More embarrassment? Oh yes. Did you see the Opinion section in yesterday's Sunday LA Times?

Antonio Villaraigosa on L.A.’s budget woes

Villaraigosa spoke to Times reporters Nick Goldberg, David Lauter, Dan Turner, 'Newton,' and someone only identified as "L.A. Times reporter."

There were a couple of interesting things about the report of the interview. First, the Times reported Villariagosa's comments verbatim - complete with poor sentence structure, rambling thoughts, and the usual bagful of catchphrases, cliches and platitudes.

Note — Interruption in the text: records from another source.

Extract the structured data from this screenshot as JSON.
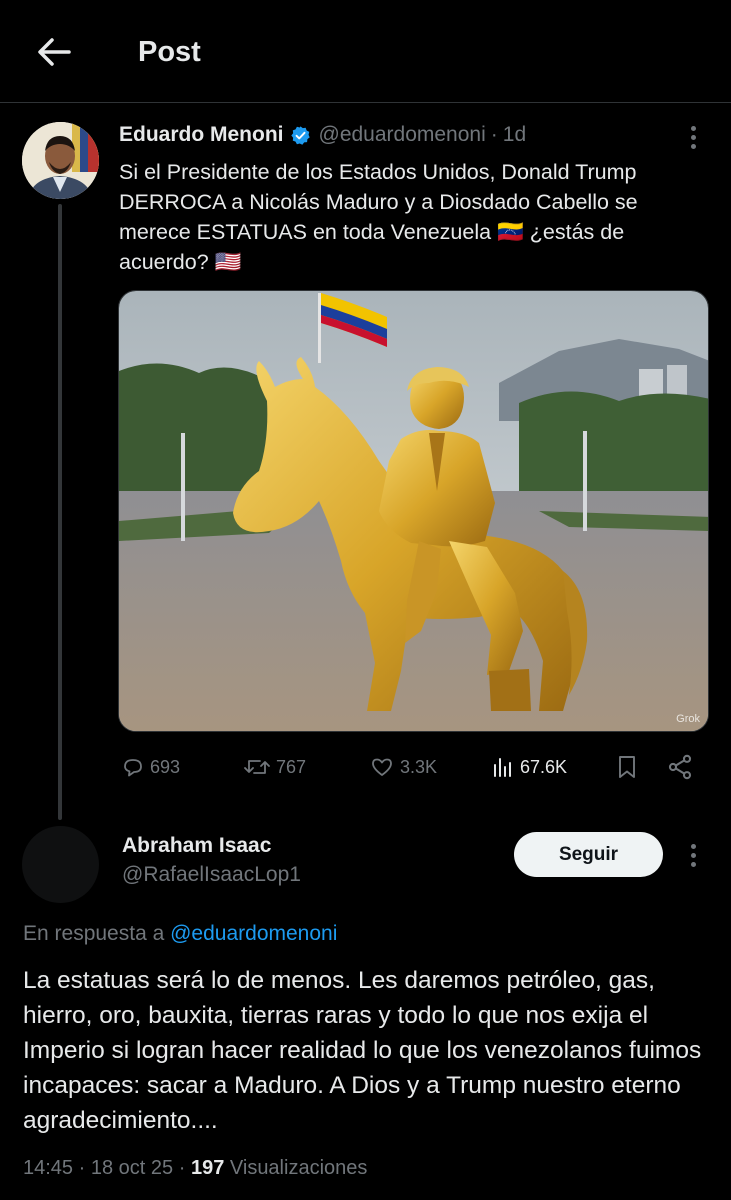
{
  "header": {
    "title": "Post"
  },
  "post": {
    "author_name": "Eduardo Menoni",
    "handle": "@eduardomenoni",
    "separator": "·",
    "time": "1d",
    "text": "Si el Presidente de los Estados Unidos, Donald Trump DERROCA a Nicolás Maduro y a Diosdado Cabello se merece ESTATUAS en toda Venezuela 🇻🇪 ¿estás de acuerdo? 🇺🇸",
    "image_badge": "Grok",
    "actions": {
      "replies": "693",
      "reposts": "767",
      "likes": "3.3K",
      "views": "67.6K"
    }
  },
  "reply": {
    "author_name": "Abraham Isaac",
    "handle": "@RafaelIsaacLop1",
    "follow_label": "Seguir",
    "replying_prefix": "En respuesta a",
    "replying_to": "@eduardomenoni",
    "text": "La estatuas será lo de menos. Les daremos petróleo, gas, hierro, oro, bauxita, tierras raras y todo lo que nos exija el Imperio si logran hacer realidad lo que los venezolanos fuimos incapaces: sacar a Maduro. A Dios y a Trump nuestro eterno agradecimiento....",
    "time": "14:45",
    "date": "18 oct 25",
    "views_count": "197",
    "views_label": "Visualizaciones",
    "separator": "·"
  },
  "colors": {
    "background": "#000000",
    "text_primary": "#e7e9ea",
    "text_secondary": "#71767b",
    "accent": "#1d9bf0",
    "verified": "#1d9bf0"
  }
}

It made one thing very clear; when Villaraigosa goes 'off script,' he stumbles and stammers his way through an answer. We saw all of that and more last week when Villaraigosa spoke to the Council. He was incoherently babbling most of the time.

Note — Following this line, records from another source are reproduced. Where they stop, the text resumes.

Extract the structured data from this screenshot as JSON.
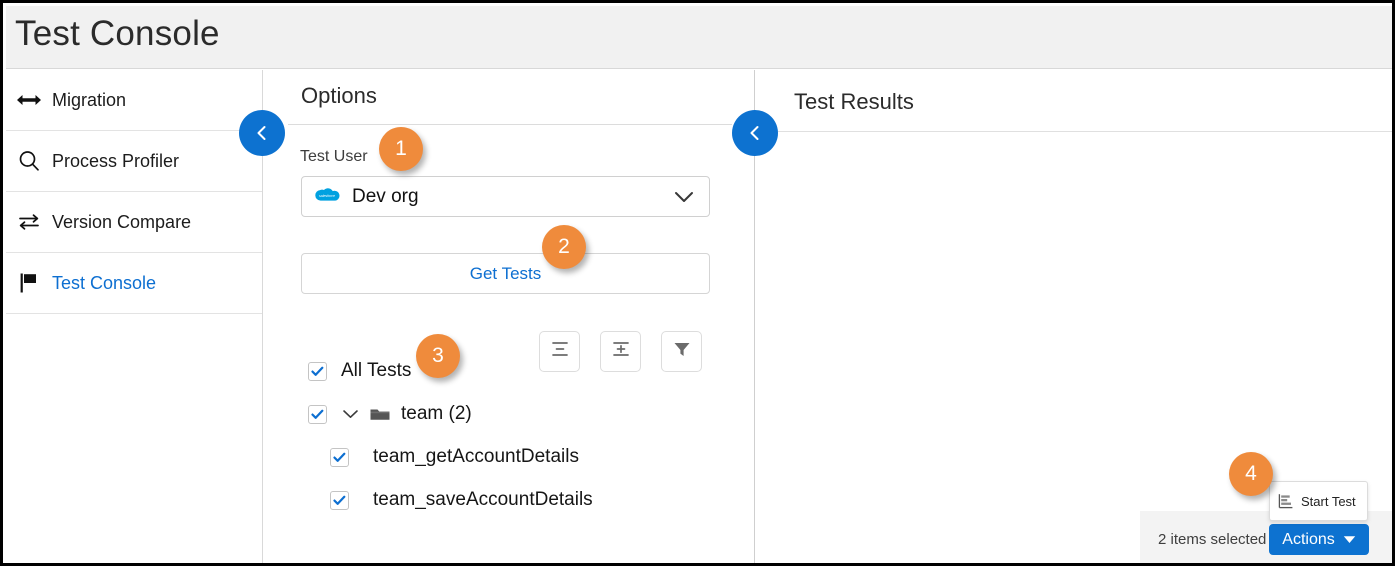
{
  "window": {
    "title": "Test Console"
  },
  "sidebar": {
    "items": [
      {
        "label": "Migration",
        "icon": "double-arrow-icon",
        "active": false
      },
      {
        "label": "Process Profiler",
        "icon": "search-icon",
        "active": false
      },
      {
        "label": "Version Compare",
        "icon": "swap-arrows-icon",
        "active": false
      },
      {
        "label": "Test Console",
        "icon": "flag-icon",
        "active": true
      }
    ]
  },
  "options_panel": {
    "title": "Options",
    "collapse_button": "collapse-left-icon",
    "test_user": {
      "label": "Test User",
      "selected": "Dev org",
      "org_icon": "salesforce-cloud-icon",
      "caret_icon": "chevron-down-icon"
    },
    "get_tests_button": "Get Tests",
    "toolbar": [
      {
        "name": "collapse-all-icon"
      },
      {
        "name": "expand-all-icon"
      },
      {
        "name": "filter-icon"
      }
    ],
    "tree": {
      "all_tests": {
        "label": "All Tests",
        "checked": true
      },
      "folder": {
        "label": "team (2)",
        "checked": true,
        "expanded": true,
        "icon": "folder-icon"
      },
      "tests": [
        {
          "label": "team_getAccountDetails",
          "checked": true
        },
        {
          "label": "team_saveAccountDetails",
          "checked": true
        }
      ]
    }
  },
  "results_panel": {
    "title": "Test Results",
    "collapse_button": "collapse-left-icon",
    "footer": {
      "items_selected": "2 items selected",
      "actions_label": "Actions",
      "actions_caret": "caret-down-icon"
    },
    "menu": {
      "item_label": "Start Test",
      "item_icon": "start-test-icon"
    }
  },
  "step_badges": [
    {
      "number": "1"
    },
    {
      "number": "2"
    },
    {
      "number": "3"
    },
    {
      "number": "4"
    }
  ],
  "colors": {
    "brand_blue": "#0d72d0",
    "link_blue": "#0d6fd1",
    "badge_orange": "#ef8b3c",
    "header_grey": "#f1f1f1",
    "footer_grey": "#f3f3f3"
  }
}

Second, an unidentified "Aide" interrupted Villaraigosa not less than five times either to correct Villaraigosa's misstatements, or to answer facts and figures that Villaraigosa plainly did not know.

Here's the link to the Opinion Section:



Clearly Goldberg, Lauter, Turner, 'Newton,' and "reporter" could have cleaned up Villaraigosa's poor performance. They chose not to, perhaps because this was supposed to be an opinion written by Villaraigosa, and as he cannot write very well (he failed the California Bar at least 4 times), and was too lazy to even try to put pen to paper, he chose to use his charm and eloquence to win over the Times. It didn't work, did it?

One other thing that the Mayor of Failure stumbled and stammered his way through was a feeble attempt to explain why he screwed up in ordering City Attorney Carmen Trutanich to fire 100 staffers.

According the Times, Villaraigosa said:

"So once it was clear to me that I had the power through my managers -- and all [City Attorney 
Carmen Trutanich] said what that I had overreached. I don't have power over the city attorney 
because he's duly elected, but as you know I wrote him a letter saying I still want you to lay these 
people off, and I said that in public at the City Council meeting."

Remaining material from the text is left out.